Tonight we wanted a little more greens to our meal since we’ve been on a carnivorous diet of late. I can’t even remember our last meal where we didn’t have meat or poultry for our main dish (unless you count pizza I suppose). Regardless, we decided on skirt steak on the basis of getting some variety and it looked “light” compared to the other huge slabs of meat. As you might already know, skirt steak is not known for its tenderness but rather its flavor when prepared the right way. The best way to get the most out of it is by marinating to tenderize the meat and create full-on flavors, but because of time constraints we didn’t have time to marinate it like we usually do with these tougher meats. So we did the next best thing and pan-seared it pretty quickly to keep it tender as possible. In the end, all the taste testers gave their approval and completed their meals in record time.
Servings: 4 people
- 2 or 3 lb skirt steak (or flank steak)
- 1 tsp steak seasoning (pre-rub)
- dash of salt and pepper (pre-rub)
- 1 bunch fresh asparagus, wash & hard stems cut off
- 1 tbsp olive oil
- 1 tsp garlic salt powder
- 1 bag spring lettuce medley
- 1, 2 navel orange, peeled & skinned
- 2 tbsp balsamic vinegar
- 1 tbsp brown sugar
- 1 tsp olive oil
- sprinkle of salt & pepper
- 2 lemon wedges, juiced
- 3 tbsp soy sauce
- 2 tbsp brown sugar
- 2 garlic cloves, minced
- 1 tsp ginger, minced
- 1 scallion, thinly sliced
- 1 tsp sesame seeds
- At least 30 minutes before cooking, rub in the seasonings on the skirt steak vigorously by hand and let sit at room temperature until ready to coo.

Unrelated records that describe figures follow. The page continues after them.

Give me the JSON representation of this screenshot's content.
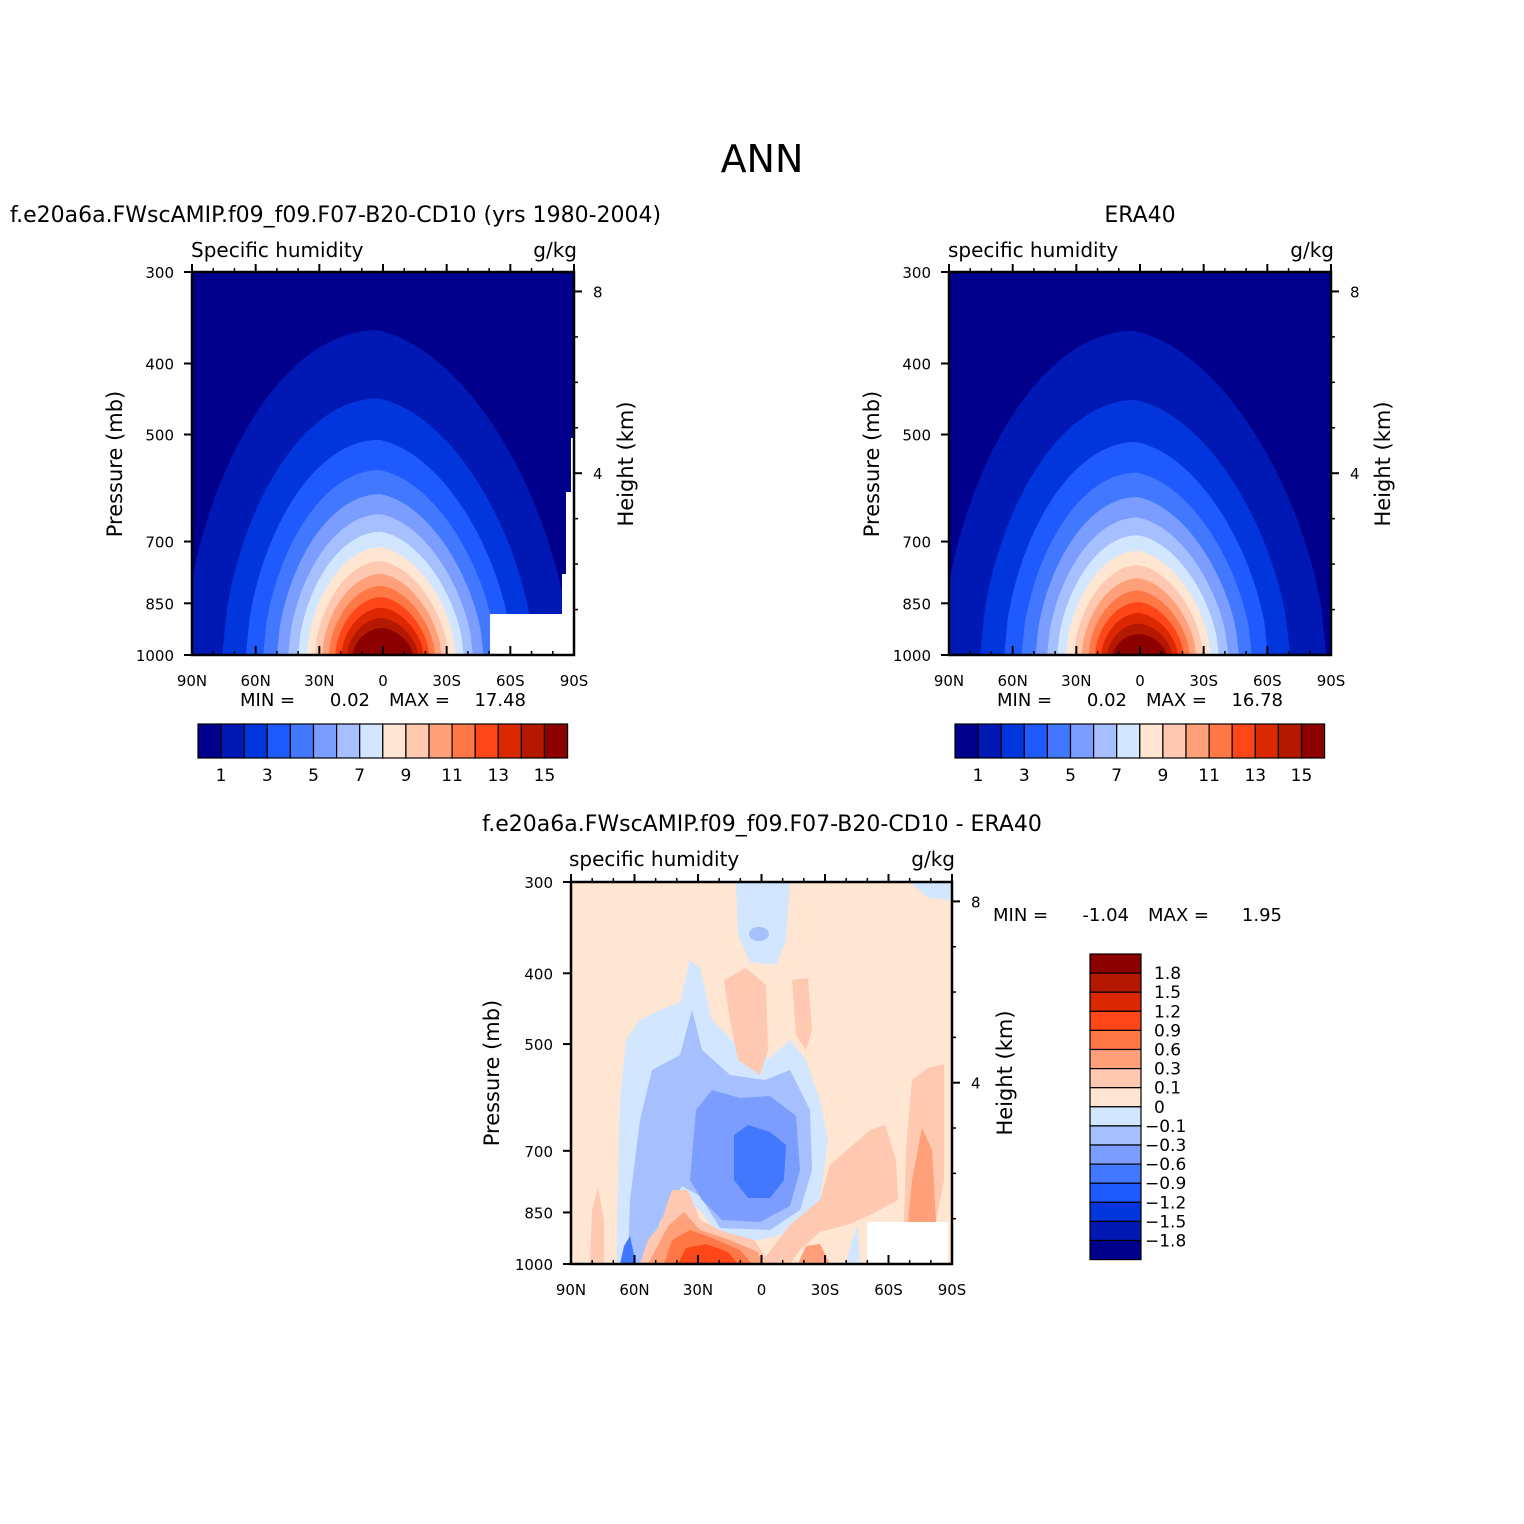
{
  "figure": {
    "title": "ANN"
  },
  "panels": [
    {
      "case": "f.e20a6a.FWscAMIP.f09_f09.F07-B20-CD10 (yrs 1980-2004)",
      "variable": "Specific humidity",
      "units": "g/kg",
      "ylabel": "Pressure (mb)",
      "ylabel_right": "Height (km)",
      "min_label": "MIN =",
      "min_value": "0.02",
      "max_label": "MAX =",
      "max_value": "17.48"
    },
    {
      "case": "ERA40",
      "variable": "specific humidity",
      "units": "g/kg",
      "ylabel": "Pressure (mb)",
      "ylabel_right": "Height (km)",
      "min_label": "MIN =",
      "min_value": "0.02",
      "max_label": "MAX =",
      "max_value": "16.78"
    },
    {
      "case": "f.e20a6a.FWscAMIP.f09_f09.F07-B20-CD10 - ERA40",
      "variable": "specific humidity",
      "units": "g/kg",
      "ylabel": "Pressure (mb)",
      "ylabel_right": "Height (km)",
      "min_label": "MIN =",
      "min_value": "-1.04",
      "max_label": "MAX =",
      "max_value": "1.95"
    }
  ],
  "chart_data": [
    {
      "type": "heatmap",
      "title": "f.e20a6a.FWscAMIP.f09_f09.F07-B20-CD10 (yrs 1980-2004)",
      "subtitle": "Specific humidity",
      "units": "g/kg",
      "ylabel": "Pressure (mb)",
      "ylabel_right": "Height (km)",
      "x_tick_labels": [
        "90N",
        "60N",
        "30N",
        "0",
        "30S",
        "60S",
        "90S"
      ],
      "x_ticks_lat": [
        90,
        60,
        30,
        0,
        -30,
        -60,
        -90
      ],
      "y_ticks": [
        300,
        400,
        500,
        700,
        850,
        1000
      ],
      "y_ticks_right_km": [
        4,
        8
      ],
      "ylim": [
        1000,
        300
      ],
      "xlim": [
        90,
        -90
      ],
      "min": 0.02,
      "max": 17.48,
      "peak_lat": 0,
      "peak_value": 17.48,
      "colorbar_labels": [
        "1",
        "3",
        "5",
        "7",
        "9",
        "11",
        "13",
        "15"
      ],
      "levels": [
        1,
        2,
        3,
        4,
        5,
        6,
        7,
        8,
        9,
        10,
        11,
        12,
        13,
        14,
        15
      ],
      "colors": [
        "#00008c",
        "#0019b4",
        "#0036dc",
        "#1e5aff",
        "#4178ff",
        "#7b9dff",
        "#a5bfff",
        "#d2e7ff",
        "#ffe6d2",
        "#ffc8b0",
        "#ffa07a",
        "#ff7846",
        "#ff4619",
        "#dc2800",
        "#b41900",
        "#8c0000"
      ],
      "missing_region": "surface below 1000 mb near 60S-90S"
    },
    {
      "type": "heatmap",
      "title": "ERA40",
      "subtitle": "specific humidity",
      "units": "g/kg",
      "ylabel": "Pressure (mb)",
      "ylabel_right": "Height (km)",
      "x_tick_labels": [
        "90N",
        "60N",
        "30N",
        "0",
        "30S",
        "60S",
        "90S"
      ],
      "x_ticks_lat": [
        90,
        60,
        30,
        0,
        -30,
        -60,
        -90
      ],
      "y_ticks": [
        300,
        400,
        500,
        700,
        850,
        1000
      ],
      "y_ticks_right_km": [
        4,
        8
      ],
      "ylim": [
        1000,
        300
      ],
      "xlim": [
        90,
        -90
      ],
      "min": 0.02,
      "max": 16.78,
      "peak_lat": 0,
      "peak_value": 16.78,
      "colorbar_labels": [
        "1",
        "3",
        "5",
        "7",
        "9",
        "11",
        "13",
        "15"
      ],
      "levels": [
        1,
        2,
        3,
        4,
        5,
        6,
        7,
        8,
        9,
        10,
        11,
        12,
        13,
        14,
        15
      ],
      "colors": [
        "#00008c",
        "#0019b4",
        "#0036dc",
        "#1e5aff",
        "#4178ff",
        "#7b9dff",
        "#a5bfff",
        "#d2e7ff",
        "#ffe6d2",
        "#ffc8b0",
        "#ffa07a",
        "#ff7846",
        "#ff4619",
        "#dc2800",
        "#b41900",
        "#8c0000"
      ]
    },
    {
      "type": "heatmap",
      "title": "f.e20a6a.FWscAMIP.f09_f09.F07-B20-CD10 - ERA40",
      "subtitle": "specific humidity",
      "units": "g/kg",
      "ylabel": "Pressure (mb)",
      "ylabel_right": "Height (km)",
      "x_tick_labels": [
        "90N",
        "60N",
        "30N",
        "0",
        "30S",
        "60S",
        "90S"
      ],
      "x_ticks_lat": [
        90,
        60,
        30,
        0,
        -30,
        -60,
        -90
      ],
      "y_ticks": [
        300,
        400,
        500,
        700,
        850,
        1000
      ],
      "y_ticks_right_km": [
        4,
        8
      ],
      "ylim": [
        1000,
        300
      ],
      "xlim": [
        90,
        -90
      ],
      "min": -1.04,
      "max": 1.95,
      "colorbar_labels": [
        "1.8",
        "1.5",
        "1.2",
        "0.9",
        "0.6",
        "0.3",
        "0.1",
        "0",
        "-0.1",
        "-0.3",
        "-0.6",
        "-0.9",
        "-1.2",
        "-1.5",
        "-1.8"
      ],
      "colors_top_to_bottom": [
        "#8c0000",
        "#b41900",
        "#dc2800",
        "#ff4619",
        "#ff7846",
        "#ffa07a",
        "#ffc8b0",
        "#ffe6d2",
        "#d2e7ff",
        "#a5bfff",
        "#7b9dff",
        "#4178ff",
        "#1e5aff",
        "#0036dc",
        "#0019b4",
        "#00008c"
      ],
      "background_value": 0.05,
      "anomalies": [
        {
          "lat": 10,
          "p": 780,
          "value": -0.9
        },
        {
          "lat": 15,
          "p": 750,
          "value": -0.6
        },
        {
          "lat": 30,
          "p": 700,
          "value": -0.3
        },
        {
          "lat": 45,
          "p": 600,
          "value": -0.1
        },
        {
          "lat": 8,
          "p": 340,
          "value": -0.1
        },
        {
          "lat": -30,
          "p": 900,
          "value": 0.3
        },
        {
          "lat": -75,
          "p": 800,
          "value": 0.3
        },
        {
          "lat": 25,
          "p": 960,
          "value": 0.9
        },
        {
          "lat": -20,
          "p": 980,
          "value": 0.6
        },
        {
          "lat": -5,
          "p": 500,
          "value": 0.1
        },
        {
          "lat": 60,
          "p": 990,
          "value": -0.6
        }
      ]
    }
  ]
}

- Meanwhile prepare the sauce by mincing the garlic and ginger pieces. Add all ingredients in a sauce pan and bring to a boil until it thickens. Over a small bowl, pour sauce contents over a sieve or strainer to catch large pieces. Discard remaining garlic and ginger pieces while pouring sauce back into saucepan. Let simmer on low until steak is complete while adding the thinly sliced scallion and sesame seeds just before plating.

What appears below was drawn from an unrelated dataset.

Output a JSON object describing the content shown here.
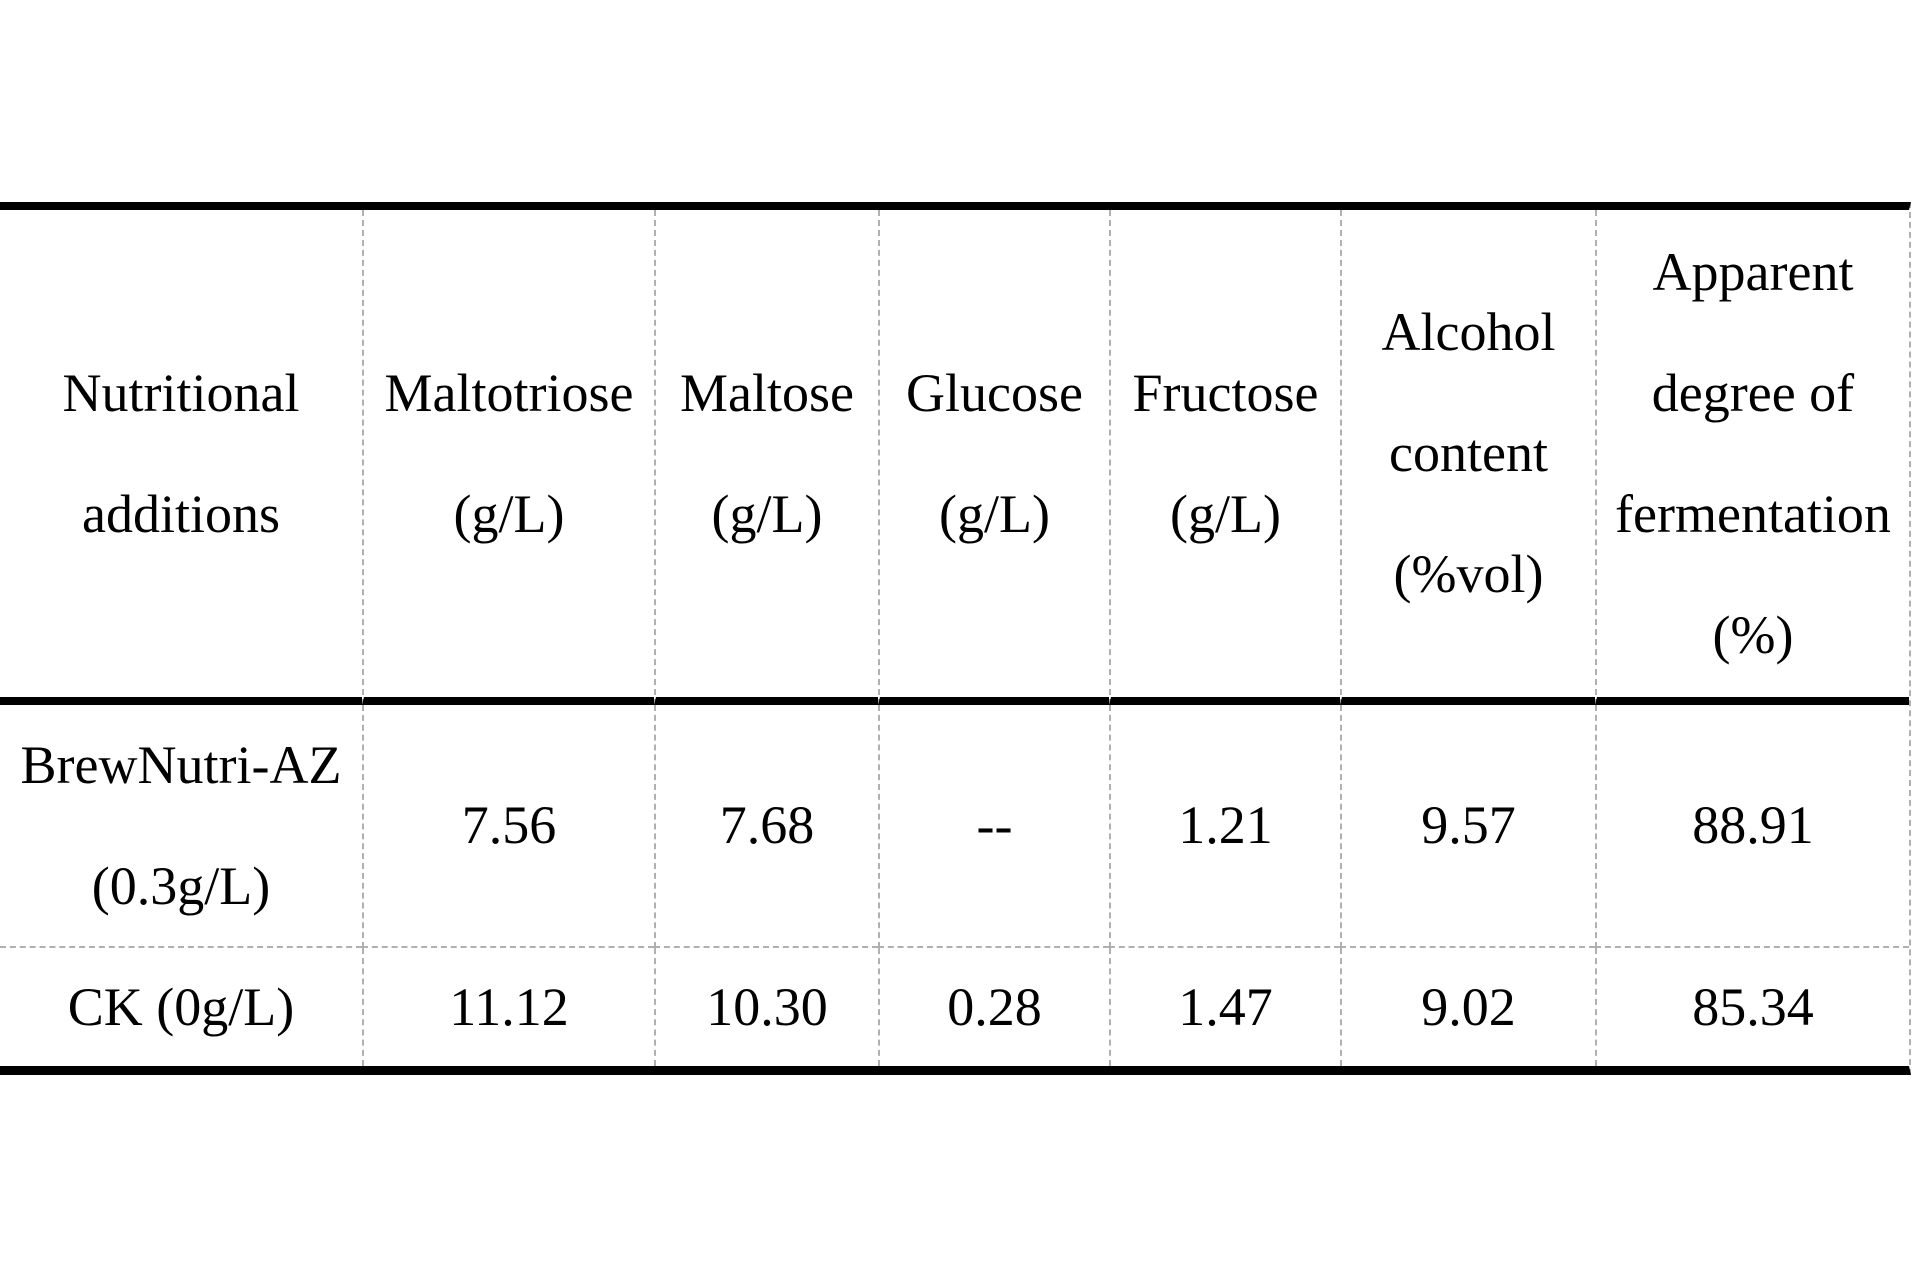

- For the salad, wash the spring mix salad under cold water a few times and discard rotten or bruised sections. Using a paring knife, skin the orange to the flesh and thinly slice round pieces. In a large bowl, bring the salad vinaigrette ingredients and whisk until well mixed; add spring mix. Plate orange slices and spring mix together with dressing of choice or lemon wedges.
- For the asparagus, be sure to rinse under cold water by removing any debris or sediments that may be trapped. Drain and stir fry with 1 tbsp olive oil and garlic salt for seasoning. Cook for 7, 8 minutes or until asparagus begins to “bend” but retain crispness.
- On a non-stick skillet or fry pan, cook the skirt steak on medium-high heat about 10 minutes on each side or until slightly charred. Transfer to a cutting board and let sit for 5~10 minutes. Make sure to slice/cut against the grain of the steak.
- Cut the skirt steak in thin, diagonal slices against the grain. Baste with the simmering sauce and serve with the spring mix salad and asparagus. If available, sprinkle with remaining lemon wedges.